Volume XLVIII, no 1, printemps 2020

Nathalie Bélanger, Université d’Ottawa, Ontario, Canada

Éliane Dulude, Université d’Ottawa, Ontario, Canada

 

Toile de fond

Les écoles de langue française au Canada se transforment sous la pression de changements démographiques et sociaux. La composition des élèves y est plus diversifiée que jamais et incite à porter un regard renouvelé sur la situation des écoles en contexte linguistique minoritaire.

Les études existantes portant sur ces écoles ont d’abord traité des conditions d’accès, en interrogeant, par exemple, les critères d’admission et la portée de l’article 23 de la Charte canadienne, la situation des élèves issus de familles bilingues et plurilingues ou la gouvernance des écoles (Power, 2011; Foucher, Beaudoin, Mendes, 1996; Dalley et St-Onge, 2008; Labrie, Wilson et Heller, 2003; Labrie, 2007). D’autres thématiques ont également porté sur les résultats des élèves aux évaluations standardisées (Labrie et Forlot, 1999; Labrie et Lamoureux, 2003; Rousseau, Freiman, Savard et DeBlois, 2008), ou leur aisance ou non à faire usage du français à l’école et dans leur vie quotidienne (Landry et Allard, 1999).

Si ces premières thématiques ont d’abord retenu l’attention, cela s’explique, entre autres, par le souci de démocratisation de l’éducation qui marqua le contexte dans lequel elles ont été menées (Heller, 1994; Labrie 2007). Les inégalités d’accès à l’éducation, notamment dans la langue de la minorité, a constitué l’une des principales préoccupations de recherche, trouvant sa source notamment dans les travaux de Bourdieu et dans la théorie de la reproduction. Cette théorie peut cependant apparaître trop réductrice et trop éloignée des réalités vécues en salle de classe selon Bernstein (2007). Ce dernier propose plutôt une observation interne de la pratique sociale pédagogique, afin de voir l’école non pas tant comme le relais de quelque chose de plus grand qui prend place à l’extérieur d’elle, mais comme une institution qui sécrète ses propres normes, façons de faire et pratiques (Bernstein, 1975). Ainsi, si l’école manifeste une fonction de préservation et de reproduction, et que la démocratisation revêt toujours son importance, elle n’en est pas moins un lieu de production. Cet aspect a d’ailleurs été traité dans un de nos précédents ouvrages intitulé Produire et reproduire la francophonie en la nommant (Bélanger, Dalley, Garant et Desabrais, 2010).
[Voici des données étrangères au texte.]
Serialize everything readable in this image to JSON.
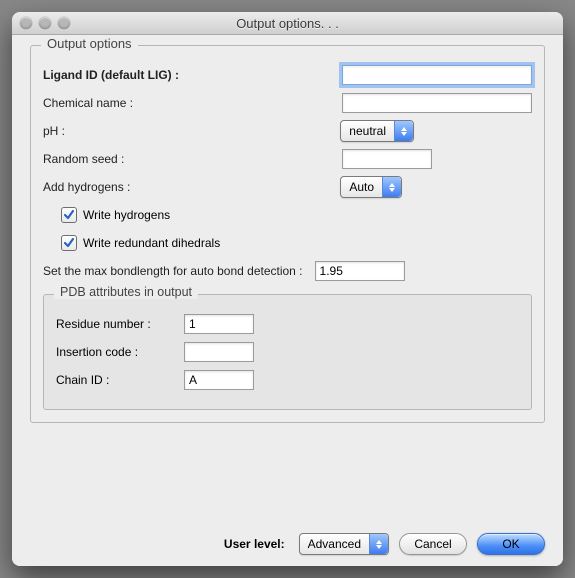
{
  "window": {
    "title": "Output options. . ."
  },
  "group": {
    "legend": "Output options"
  },
  "labels": {
    "ligand_id": "Ligand ID (default LIG) :",
    "chemical_name": "Chemical name :",
    "ph": "pH :",
    "random_seed": "Random seed :",
    "add_hydrogens": "Add hydrogens :",
    "write_hydrogens": "Write hydrogens",
    "write_redundant": "Write redundant dihedrals",
    "max_bondlength": "Set the max bondlength for auto bond detection :"
  },
  "values": {
    "ligand_id": "",
    "chemical_name": "",
    "ph_selected": "neutral",
    "random_seed": "",
    "add_hydrogens_selected": "Auto",
    "write_hydrogens_checked": true,
    "write_redundant_checked": true,
    "max_bondlength": "1.95"
  },
  "inner": {
    "legend": "PDB attributes in output",
    "labels": {
      "residue_number": "Residue number :",
      "insertion_code": "Insertion code :",
      "chain_id": "Chain ID :"
    },
    "values": {
      "residue_number": "1",
      "insertion_code": "",
      "chain_id": "A"
    }
  },
  "footer": {
    "user_level_label": "User level:",
    "user_level_value": "Advanced",
    "cancel": "Cancel",
    "ok": "OK"
  }
}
L’intérêt d’étudier ce qui se passe dans les écoles francophones permet de s’éloigner d’un discours de continuité apparente qui ne prend pas en compte les évolutions et les contextes changeants. Cela permet aussi de s’éloigner du changement pensé à travers les prismes du déclin ou de la nostalgie (« c’était mieux avant »), de la critique et de la domination (logique de reproduction seule), et de l’instrumentalisation (« former les citoyens de demain »), pour se concentrer sur ce qui se passe au quotidien dans les écoles, là où le changement s’opère de façon incrémentale (Frandji et Vitale, 2008). Entre régulation et émancipation, entre continuité et transformation, il s’agira de s’intéresser aux rapports aux savoirs des élèves et des étudiantes et étudiants, ainsi qu’à leur socialisation au sein des écoles, du primaire au post-secondaire, tout en réfléchissant aux processus de fonctionnement et aux modalités par lesquelles l’éducation dans la langue de la minorité est dispensée aujourd’hui. Ce qui est proposé ici est donc une entrée dans l’école afin de discuter et d’analyser ce qui s’y passe concrètement et de contribuer ainsi à redéfinir les problématiques. Que veut dire enseigner et apprendre en français dans le contexte des transformations majeures évoquées plus haut? Quels sont les savoirs et les pratiques qui contrastent avec ceux des milieux où la langue de l’école correspond majoritairement à celle du contexte social environnant? Quelles sont les recherches menées de manière authentique, c’est-à-dire en partant des enjeux et réalités propres à ce milieu ?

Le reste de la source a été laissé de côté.